Yukarıda bahsettiğim Cat ve Jon arasında geçen konuşmaya tekrar değinmek istiyorum; inanıyorum ki Jon elinde gelebilse Catelyn’ın dediği gibi Bran’ın yerinde olmak isterdi yeter ki kardeşi Brandon yeniden ayağa kalkabilsin, eskiden olduğu gibi çatılara tırmanabilsin ve Theon’dan nasıl iyi bir okçu olunur öğrenebilsin. Ancak Jon Snow tanrıların merhametli olmadığını uzun zaman önce anlamıştı.Şuana kadar yazdıklarım sadece birinci kitap Taht Oyunları’nın ilk bölümlerini kapsadığını düşünürsek Jon’un Tanrılar tarafından birçok kez daha sınanacağını anlarız,uzun ve acılarla dolu yolculuğu daha yeni başlamıştı.Ve Arya Jon’un kıymetlisi diyebiliriz küçük kardeşi hiçbir zaman Jon’u üvey kardeşi olarak görmemiş her daim çok sevmişti; gerçi geçenlerde yazar Martin’in ilk kitap taslağında yazdığı ortaya çıkan belgelerde Jon,Tyrion ve Arya arasında bir aşk üçgeni geçecekmiş. İyi ki Martin bu olaydan vazgeçmiş düşünmek bile istemediğim bir durumdu bu.Her ne kadar kadar yazdığım kısımlar iç karartıcı bir yazı olsa da Jon Kışyarı’nda mutluydu evet sürekli Catelyn tarafından istenmediği belli edilse de Kışyarı’nı çok seviyordu ama bu Gece Nöbetine katılmasına engel olmayacaktı.

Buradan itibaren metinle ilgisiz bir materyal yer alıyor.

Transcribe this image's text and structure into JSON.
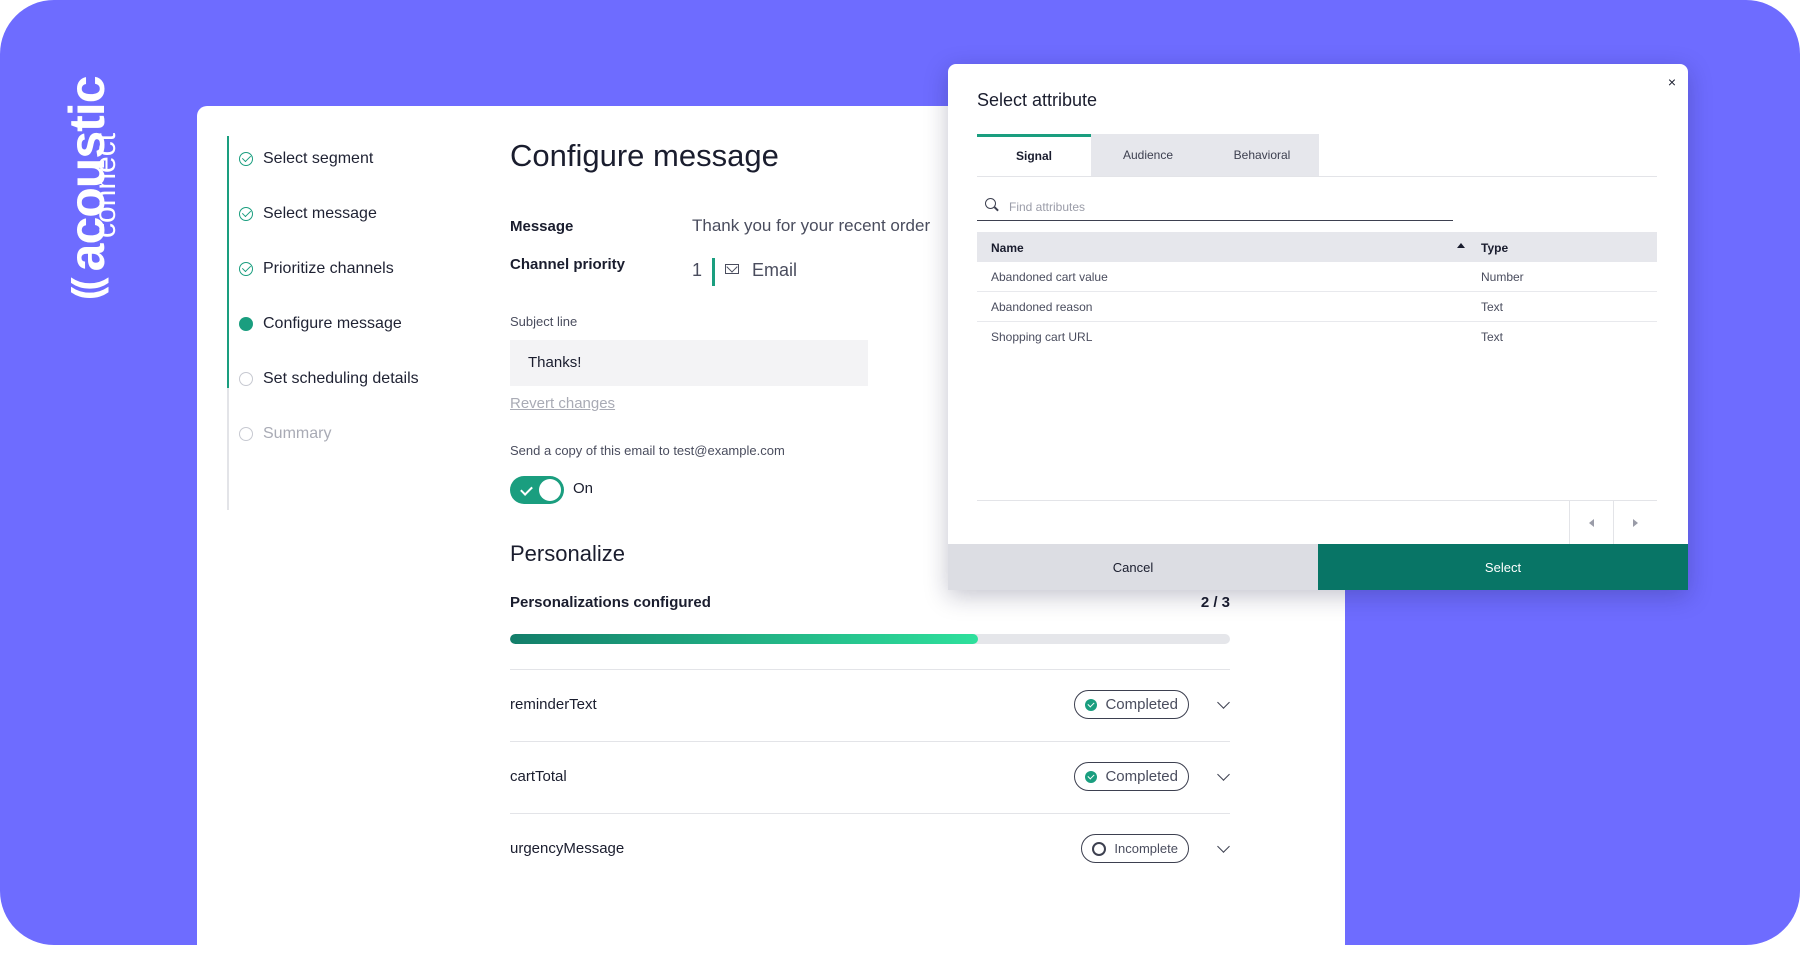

Gece Nöbeti’ni Jon her zaman onurlu insanların bulunduğu bir yer olarak düşünüyordu ve diyara karşı görevini yapmak istedi ama düşündüğü gibi değildi.Tywin Lannister’ın Gece Nöbeti hakkında ki düşüncelerini yazmak istiyorum.Uzun zaman önce, buz gibi Kuzey'de donmuş zeminin altından bir iblis ordusu açığa çıktı ve diyara karanlık ve çaresizlik getirdi.Korkunç örümceklerinin üzerinde, etrafları devlerle çevrili bir şekilde masumların canlarına kıyıp, binlerce kişiyi katlettiler.Korkusuz Gece Nöbeti savaşçıları ortaya çıkıp onları buz gibi dağlarına geri püskürtüp tekrar istilaya gelmemeleri için büyülü Duvar'ı inşa edene kadar bütün umutlar yitirilmişti.Bu korkusuz Siyahlara Bürünmüş Kardeşler bugün bile bizleri gölgelere gizlenmiş iblislerden koruyorlar.Çok abes bir yalan Kuzey'deki süt anneler tarafından uydurulmuş bir peri masalı. Gerçekte, devasa duvar diye bir şey var ama mühendislik başarısı sayesinde belki, büyü sayesinde değil.Gece Nöbeti'ne gelince yüzyıllar önce, Kara Kardeşlerin sefil yaşamlarında itibar ve şerefin bulunduğu zamanlarda var olmuş olabilirler.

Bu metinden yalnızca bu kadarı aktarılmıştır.